When discussing who had the better navy (over-all it was not the US) Germany, Japan, and England each in its own way had far better designs, experience and “other” qualities that the US lacked.

The one thig the US did have was the industrial strength, Technology, resources and a almost unlimited workforce. This allowed the US to build more, ships and planes as well as substain losses that neither of the other powers could hope too substain. If you think about it, it does no side good to have say one superior battleship or carrier while your opponet can bring to force 4-5 capital ships. The war was really won on Attrition especially in the pacific, Japan after Midway had no hope of competing against the US in numbers alone not to mention the technology factor.

Yamamoto himself stated at the attack on Peral Habor, " I can cause havoc in the Pacific for a year and a half after that I can not gurantee anything".

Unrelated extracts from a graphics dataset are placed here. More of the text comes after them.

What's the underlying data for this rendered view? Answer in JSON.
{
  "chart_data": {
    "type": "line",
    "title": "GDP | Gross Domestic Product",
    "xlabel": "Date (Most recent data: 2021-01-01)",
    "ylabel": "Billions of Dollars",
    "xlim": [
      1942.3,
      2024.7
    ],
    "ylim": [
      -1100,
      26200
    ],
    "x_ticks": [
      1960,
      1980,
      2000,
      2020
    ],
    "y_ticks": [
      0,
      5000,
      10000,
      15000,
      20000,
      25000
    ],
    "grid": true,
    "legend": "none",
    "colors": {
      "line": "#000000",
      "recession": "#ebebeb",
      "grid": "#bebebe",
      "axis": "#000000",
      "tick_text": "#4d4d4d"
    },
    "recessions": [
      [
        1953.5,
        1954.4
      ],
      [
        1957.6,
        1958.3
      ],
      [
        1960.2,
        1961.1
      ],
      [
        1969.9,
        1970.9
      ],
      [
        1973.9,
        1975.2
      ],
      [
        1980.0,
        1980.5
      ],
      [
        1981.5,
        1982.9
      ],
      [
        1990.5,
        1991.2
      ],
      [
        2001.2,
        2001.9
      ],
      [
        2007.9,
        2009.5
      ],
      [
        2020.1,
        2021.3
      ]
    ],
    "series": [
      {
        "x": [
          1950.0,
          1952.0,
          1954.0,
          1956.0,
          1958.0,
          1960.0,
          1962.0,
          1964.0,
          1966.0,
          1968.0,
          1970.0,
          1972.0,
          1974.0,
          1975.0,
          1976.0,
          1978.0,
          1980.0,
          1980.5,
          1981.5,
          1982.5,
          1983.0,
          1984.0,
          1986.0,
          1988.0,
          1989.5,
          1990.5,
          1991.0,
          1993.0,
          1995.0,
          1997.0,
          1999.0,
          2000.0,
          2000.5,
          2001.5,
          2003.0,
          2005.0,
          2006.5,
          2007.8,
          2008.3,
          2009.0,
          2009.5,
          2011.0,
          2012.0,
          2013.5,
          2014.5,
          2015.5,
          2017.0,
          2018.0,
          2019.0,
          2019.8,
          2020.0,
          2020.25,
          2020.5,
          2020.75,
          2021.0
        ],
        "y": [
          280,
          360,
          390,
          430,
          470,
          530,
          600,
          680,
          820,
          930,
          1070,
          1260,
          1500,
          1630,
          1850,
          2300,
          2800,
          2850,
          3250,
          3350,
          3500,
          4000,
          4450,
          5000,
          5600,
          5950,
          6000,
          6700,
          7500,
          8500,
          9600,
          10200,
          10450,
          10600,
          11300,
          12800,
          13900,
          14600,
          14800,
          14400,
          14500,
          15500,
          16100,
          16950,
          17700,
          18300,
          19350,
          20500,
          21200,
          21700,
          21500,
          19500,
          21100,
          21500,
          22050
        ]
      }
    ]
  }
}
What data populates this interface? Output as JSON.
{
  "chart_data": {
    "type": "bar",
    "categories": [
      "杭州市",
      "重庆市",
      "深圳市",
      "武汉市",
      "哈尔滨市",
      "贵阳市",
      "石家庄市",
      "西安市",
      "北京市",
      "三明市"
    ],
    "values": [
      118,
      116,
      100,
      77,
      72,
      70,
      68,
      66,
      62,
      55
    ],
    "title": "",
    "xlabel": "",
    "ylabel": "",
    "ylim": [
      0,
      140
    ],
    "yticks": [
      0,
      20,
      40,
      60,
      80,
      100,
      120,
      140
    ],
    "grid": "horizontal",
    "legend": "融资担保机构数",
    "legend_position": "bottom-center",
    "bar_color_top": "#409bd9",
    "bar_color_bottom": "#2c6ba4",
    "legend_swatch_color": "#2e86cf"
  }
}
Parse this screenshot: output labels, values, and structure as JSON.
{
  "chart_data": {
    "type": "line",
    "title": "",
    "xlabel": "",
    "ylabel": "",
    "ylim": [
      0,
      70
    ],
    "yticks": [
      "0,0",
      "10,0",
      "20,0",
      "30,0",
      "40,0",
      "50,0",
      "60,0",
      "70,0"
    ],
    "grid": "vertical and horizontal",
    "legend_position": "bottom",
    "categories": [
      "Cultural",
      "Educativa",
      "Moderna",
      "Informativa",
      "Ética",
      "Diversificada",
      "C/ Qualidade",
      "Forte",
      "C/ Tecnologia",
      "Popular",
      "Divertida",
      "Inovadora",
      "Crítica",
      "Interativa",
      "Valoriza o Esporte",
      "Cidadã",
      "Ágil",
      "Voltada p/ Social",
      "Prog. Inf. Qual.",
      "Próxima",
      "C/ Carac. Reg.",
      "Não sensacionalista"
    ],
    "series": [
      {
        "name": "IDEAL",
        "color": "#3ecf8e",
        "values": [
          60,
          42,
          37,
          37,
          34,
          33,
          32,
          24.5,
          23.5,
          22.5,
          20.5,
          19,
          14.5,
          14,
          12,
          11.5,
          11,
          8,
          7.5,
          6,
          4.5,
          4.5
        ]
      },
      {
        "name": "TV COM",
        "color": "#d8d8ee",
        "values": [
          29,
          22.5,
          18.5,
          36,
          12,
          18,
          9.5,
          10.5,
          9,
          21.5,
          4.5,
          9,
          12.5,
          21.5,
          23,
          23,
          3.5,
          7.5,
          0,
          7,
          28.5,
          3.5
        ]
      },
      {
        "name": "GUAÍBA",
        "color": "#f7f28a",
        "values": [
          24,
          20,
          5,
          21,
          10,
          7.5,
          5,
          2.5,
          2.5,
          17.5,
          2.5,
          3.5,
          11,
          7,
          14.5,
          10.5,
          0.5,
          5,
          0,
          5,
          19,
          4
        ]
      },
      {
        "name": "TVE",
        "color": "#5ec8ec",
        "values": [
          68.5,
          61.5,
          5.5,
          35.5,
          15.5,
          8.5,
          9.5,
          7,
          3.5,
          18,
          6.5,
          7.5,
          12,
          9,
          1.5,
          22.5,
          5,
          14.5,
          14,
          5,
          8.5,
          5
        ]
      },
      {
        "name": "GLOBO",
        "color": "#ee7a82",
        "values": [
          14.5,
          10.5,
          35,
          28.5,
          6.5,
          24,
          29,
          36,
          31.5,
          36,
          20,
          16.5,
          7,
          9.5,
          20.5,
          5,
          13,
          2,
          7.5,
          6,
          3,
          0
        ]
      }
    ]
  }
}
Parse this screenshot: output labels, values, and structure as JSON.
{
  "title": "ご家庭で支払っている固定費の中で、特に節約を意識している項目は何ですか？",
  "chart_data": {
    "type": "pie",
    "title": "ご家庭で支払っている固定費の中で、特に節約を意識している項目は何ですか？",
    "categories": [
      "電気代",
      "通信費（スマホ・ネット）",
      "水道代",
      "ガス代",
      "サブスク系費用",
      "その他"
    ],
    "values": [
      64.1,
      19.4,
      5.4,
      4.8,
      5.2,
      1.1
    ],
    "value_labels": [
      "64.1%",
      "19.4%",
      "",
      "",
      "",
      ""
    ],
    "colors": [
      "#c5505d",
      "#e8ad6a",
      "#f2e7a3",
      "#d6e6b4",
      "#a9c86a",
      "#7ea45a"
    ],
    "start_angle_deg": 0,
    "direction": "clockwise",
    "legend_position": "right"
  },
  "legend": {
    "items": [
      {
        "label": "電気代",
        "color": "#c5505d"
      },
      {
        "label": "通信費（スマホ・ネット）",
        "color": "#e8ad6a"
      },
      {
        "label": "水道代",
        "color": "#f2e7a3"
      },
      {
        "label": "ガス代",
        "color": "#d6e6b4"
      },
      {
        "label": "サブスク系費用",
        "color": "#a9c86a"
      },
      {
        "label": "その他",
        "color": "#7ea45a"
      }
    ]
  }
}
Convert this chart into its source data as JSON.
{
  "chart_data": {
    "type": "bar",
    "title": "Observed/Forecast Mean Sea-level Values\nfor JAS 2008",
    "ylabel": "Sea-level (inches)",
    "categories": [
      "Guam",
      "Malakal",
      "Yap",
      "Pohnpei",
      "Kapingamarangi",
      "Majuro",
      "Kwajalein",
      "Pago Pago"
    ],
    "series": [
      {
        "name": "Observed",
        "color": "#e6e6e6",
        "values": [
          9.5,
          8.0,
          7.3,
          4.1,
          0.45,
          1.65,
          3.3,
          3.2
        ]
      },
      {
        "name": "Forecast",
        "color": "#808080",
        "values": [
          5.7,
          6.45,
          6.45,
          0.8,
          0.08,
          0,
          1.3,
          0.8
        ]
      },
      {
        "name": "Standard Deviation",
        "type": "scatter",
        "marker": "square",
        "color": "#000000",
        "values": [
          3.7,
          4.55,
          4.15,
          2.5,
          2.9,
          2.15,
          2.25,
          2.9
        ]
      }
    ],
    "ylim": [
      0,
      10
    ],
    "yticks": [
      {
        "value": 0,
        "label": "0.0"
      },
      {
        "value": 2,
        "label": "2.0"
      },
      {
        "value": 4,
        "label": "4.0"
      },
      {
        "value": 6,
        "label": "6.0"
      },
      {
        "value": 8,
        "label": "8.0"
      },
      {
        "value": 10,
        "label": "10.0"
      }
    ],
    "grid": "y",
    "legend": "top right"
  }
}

HE unlike the powers to be in Japan had visited the US and knew of its indutrial might. i thing when talking about who had the best Navy this has to be factored in. I think overall the Germans had the best navy, but lacked suffient quanties of ships and deep/open ports to operate from.

I think the German navy service men did not wear the swastika as part of their uniform unlike all other branchs of the military. Would someone know if this is true and if so, why?

They had Reichseagles on their uniforms which meant they did have haukenkreuz on them.

THE FRENCH, because they sunk themselves in Oran in 1940!